Debtor in Possession refers to businesses in Chapter 11 bankruptcy in the US. The debtor holds assets and aims to restructure debt to become solvent. Creditors may repossess assets, but with court decisions, the debtor can argue to keep them. Chapter 11 filers are called possession debtors and remain in control of assets until a final bankruptcy judgment occurs. Personal bankruptcies also involve a debtor in possession, allowing the person to keep loans while other debts are forgiven.
Debtor in Possession refers to individuals or more specifically businesses that are in Chapter 11 bankruptcy in the United States. The term may be used slightly differently from state to state because states often determine specific bankruptcy laws. In more specific terms, the debtor in possession is a company that continues to hold assets on which it can be a debtor, especially in the period preceding the completion of the financial reorganization of the company. Subsequently, the retention of possession of certain things may rest with the courts or with individual agreements concluded with lenders.
Especially when Chapter 11 is filed, there is hope that a company will be able to restructure its debt so that it can become solvent again. Some things could make this very difficult such as losing the equipment the business needs to manufacture the products, losing transportation to deliver the products, or not owning other vital things that keep the business running. The obstacle here is that the creditors who have lent money to pay for these things want to be paid and if they insist on this, the debtor will not be in possession for long.

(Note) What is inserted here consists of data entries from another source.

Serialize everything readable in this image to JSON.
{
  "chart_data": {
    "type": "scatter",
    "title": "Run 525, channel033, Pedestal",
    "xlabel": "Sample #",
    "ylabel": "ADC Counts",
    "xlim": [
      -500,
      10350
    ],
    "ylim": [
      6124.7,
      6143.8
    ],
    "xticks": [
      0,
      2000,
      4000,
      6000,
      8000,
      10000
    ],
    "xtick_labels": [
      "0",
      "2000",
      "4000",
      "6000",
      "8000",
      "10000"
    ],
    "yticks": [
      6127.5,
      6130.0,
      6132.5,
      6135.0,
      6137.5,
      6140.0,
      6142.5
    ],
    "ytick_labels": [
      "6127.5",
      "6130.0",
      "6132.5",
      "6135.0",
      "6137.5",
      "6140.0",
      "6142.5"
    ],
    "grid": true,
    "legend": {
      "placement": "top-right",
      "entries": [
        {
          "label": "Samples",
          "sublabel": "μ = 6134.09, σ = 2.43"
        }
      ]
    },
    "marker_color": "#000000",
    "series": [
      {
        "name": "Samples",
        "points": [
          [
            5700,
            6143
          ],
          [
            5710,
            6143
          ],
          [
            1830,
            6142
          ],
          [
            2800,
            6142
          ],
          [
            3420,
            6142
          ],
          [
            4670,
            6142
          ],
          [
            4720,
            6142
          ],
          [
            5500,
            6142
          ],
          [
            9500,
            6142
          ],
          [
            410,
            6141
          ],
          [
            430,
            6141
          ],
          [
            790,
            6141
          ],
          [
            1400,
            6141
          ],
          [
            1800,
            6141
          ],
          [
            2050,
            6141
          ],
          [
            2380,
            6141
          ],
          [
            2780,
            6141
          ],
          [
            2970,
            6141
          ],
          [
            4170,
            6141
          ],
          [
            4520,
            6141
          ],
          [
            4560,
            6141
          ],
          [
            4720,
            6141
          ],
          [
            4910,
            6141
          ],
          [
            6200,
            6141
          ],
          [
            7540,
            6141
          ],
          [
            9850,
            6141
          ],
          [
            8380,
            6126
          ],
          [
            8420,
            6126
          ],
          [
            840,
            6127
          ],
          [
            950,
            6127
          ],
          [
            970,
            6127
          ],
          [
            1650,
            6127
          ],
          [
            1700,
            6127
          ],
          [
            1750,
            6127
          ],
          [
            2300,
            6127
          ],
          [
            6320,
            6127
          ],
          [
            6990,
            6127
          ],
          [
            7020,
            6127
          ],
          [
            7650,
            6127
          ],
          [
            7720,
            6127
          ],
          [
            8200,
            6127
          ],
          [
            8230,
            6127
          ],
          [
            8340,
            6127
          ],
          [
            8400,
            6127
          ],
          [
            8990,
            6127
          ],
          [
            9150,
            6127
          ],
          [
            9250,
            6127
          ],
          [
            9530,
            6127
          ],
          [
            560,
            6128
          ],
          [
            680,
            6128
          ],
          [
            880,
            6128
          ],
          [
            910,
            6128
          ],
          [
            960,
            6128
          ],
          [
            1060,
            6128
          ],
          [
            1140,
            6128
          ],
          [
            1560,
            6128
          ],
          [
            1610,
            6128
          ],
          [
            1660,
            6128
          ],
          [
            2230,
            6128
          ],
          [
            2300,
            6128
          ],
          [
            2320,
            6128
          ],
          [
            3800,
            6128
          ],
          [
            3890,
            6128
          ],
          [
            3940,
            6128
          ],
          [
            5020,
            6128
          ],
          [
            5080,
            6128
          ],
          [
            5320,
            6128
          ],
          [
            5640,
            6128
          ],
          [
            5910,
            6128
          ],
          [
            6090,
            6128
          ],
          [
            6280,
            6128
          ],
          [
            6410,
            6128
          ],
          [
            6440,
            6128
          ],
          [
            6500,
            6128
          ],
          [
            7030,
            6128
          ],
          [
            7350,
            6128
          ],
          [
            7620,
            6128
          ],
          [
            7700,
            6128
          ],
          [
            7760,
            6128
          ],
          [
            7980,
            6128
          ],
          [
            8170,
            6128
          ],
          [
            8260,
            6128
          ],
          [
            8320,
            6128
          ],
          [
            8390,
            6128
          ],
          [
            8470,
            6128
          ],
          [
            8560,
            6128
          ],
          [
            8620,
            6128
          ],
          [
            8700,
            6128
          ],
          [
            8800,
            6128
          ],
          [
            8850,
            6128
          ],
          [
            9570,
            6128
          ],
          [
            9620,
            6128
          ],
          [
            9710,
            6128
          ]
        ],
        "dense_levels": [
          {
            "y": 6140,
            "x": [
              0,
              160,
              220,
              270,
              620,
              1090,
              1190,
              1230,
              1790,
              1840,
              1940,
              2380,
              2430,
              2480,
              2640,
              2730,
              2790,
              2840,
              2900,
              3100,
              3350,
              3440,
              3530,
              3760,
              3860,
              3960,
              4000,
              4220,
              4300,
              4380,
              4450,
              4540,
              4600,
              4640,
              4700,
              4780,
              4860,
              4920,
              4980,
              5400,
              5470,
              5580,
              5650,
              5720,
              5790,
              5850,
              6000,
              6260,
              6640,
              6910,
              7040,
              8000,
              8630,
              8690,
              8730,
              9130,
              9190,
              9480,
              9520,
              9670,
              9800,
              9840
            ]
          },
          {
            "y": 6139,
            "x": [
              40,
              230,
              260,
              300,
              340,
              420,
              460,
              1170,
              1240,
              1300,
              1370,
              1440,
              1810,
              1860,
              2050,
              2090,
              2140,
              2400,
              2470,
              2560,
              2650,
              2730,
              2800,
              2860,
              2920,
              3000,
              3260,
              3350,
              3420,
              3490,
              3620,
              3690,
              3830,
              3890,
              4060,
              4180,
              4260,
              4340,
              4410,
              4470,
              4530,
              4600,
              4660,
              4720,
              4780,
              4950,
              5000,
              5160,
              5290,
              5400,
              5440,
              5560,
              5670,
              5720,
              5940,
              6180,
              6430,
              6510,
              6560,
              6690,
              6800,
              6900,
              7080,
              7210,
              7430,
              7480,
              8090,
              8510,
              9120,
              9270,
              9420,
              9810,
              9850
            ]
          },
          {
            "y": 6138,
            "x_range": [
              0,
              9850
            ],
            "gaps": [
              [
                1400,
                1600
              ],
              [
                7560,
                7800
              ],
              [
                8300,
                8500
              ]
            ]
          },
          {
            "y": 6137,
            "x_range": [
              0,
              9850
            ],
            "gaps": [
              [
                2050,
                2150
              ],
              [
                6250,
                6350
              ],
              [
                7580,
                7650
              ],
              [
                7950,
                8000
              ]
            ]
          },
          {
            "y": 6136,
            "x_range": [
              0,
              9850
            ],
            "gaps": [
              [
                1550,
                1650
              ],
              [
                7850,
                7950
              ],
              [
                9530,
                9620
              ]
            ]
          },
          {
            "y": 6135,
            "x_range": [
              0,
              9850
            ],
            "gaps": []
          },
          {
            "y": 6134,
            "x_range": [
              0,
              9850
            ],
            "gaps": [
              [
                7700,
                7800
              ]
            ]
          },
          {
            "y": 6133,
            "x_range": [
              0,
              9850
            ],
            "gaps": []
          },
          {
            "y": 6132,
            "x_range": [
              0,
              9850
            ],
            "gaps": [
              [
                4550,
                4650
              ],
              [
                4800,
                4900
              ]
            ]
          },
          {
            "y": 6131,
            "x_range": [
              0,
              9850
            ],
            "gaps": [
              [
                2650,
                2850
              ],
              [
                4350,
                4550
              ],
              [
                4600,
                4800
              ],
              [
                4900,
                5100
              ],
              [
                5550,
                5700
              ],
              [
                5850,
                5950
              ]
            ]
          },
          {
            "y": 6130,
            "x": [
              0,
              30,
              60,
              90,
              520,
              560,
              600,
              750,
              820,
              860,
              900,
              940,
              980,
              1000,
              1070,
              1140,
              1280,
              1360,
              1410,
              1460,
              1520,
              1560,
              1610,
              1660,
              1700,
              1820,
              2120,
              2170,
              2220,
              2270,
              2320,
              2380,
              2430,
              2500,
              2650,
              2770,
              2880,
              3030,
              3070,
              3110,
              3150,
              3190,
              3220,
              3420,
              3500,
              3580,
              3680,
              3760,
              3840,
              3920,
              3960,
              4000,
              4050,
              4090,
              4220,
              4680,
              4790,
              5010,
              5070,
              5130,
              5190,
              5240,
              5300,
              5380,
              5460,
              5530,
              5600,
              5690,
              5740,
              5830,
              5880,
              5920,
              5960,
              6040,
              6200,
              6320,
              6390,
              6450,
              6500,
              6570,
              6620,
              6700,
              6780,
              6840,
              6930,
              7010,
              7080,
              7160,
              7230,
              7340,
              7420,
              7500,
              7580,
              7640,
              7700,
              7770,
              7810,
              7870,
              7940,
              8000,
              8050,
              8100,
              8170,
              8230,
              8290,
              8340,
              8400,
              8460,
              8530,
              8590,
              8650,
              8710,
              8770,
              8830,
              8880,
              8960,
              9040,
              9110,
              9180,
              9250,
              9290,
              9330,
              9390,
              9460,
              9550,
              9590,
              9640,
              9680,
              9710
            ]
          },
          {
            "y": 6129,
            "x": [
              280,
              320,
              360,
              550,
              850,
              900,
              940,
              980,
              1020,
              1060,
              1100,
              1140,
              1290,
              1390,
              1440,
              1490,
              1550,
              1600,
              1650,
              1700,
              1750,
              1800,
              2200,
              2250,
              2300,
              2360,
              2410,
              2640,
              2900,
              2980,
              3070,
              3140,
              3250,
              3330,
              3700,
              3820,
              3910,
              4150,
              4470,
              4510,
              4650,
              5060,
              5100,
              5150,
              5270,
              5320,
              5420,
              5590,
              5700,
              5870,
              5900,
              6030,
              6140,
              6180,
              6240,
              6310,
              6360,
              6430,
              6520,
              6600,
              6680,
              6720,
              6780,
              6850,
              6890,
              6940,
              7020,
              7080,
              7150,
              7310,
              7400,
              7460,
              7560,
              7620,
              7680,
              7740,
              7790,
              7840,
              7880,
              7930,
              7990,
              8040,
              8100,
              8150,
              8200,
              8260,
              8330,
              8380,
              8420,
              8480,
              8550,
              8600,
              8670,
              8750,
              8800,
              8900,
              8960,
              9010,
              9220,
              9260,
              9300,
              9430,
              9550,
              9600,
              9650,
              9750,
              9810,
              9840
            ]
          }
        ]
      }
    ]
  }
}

With the help of an attorney and with court decisions, the obligee in possession may be able to argue that certain things must be kept, and as long as the filing continues, creditors usually are unable to repossess. Nothing. Once a case has been finalized and restructured, there are a number of ways a holding debtor may be able to satisfy certain creditors. One of these would be to pay a small amount for the things you own. For example, the debtor could satisfy the creditor by paying the market value of any item. Another option may be to change the payments to a smaller amount and change the terms of this credit agreement.
Chapter 11 filers are also called possession debtors because this dictates how the courts handle the initial filing. Sometimes, when companies file for certain types of bankruptcy, all of the company’s assets are taken over and managed by a court-appointed trustee. With Chapter 11, this usually does not occur, and the possessing debtor remains in control of the assets until a final bankruptcy judgment occurs.
While the term isn’t technically used to refer to most Chapter 7 or 13 personal bankruptcies, many of these also involve a debtor in possession. A person who has a home or auto loan and files for bankruptcy is sometimes able to keep these loans while other debts are forgiven. The person then remains in possession of something technically owned by a creditor. Excusing or rescheduling debts can make it more possible for the debtor to pay the loan or car payments on time in the future.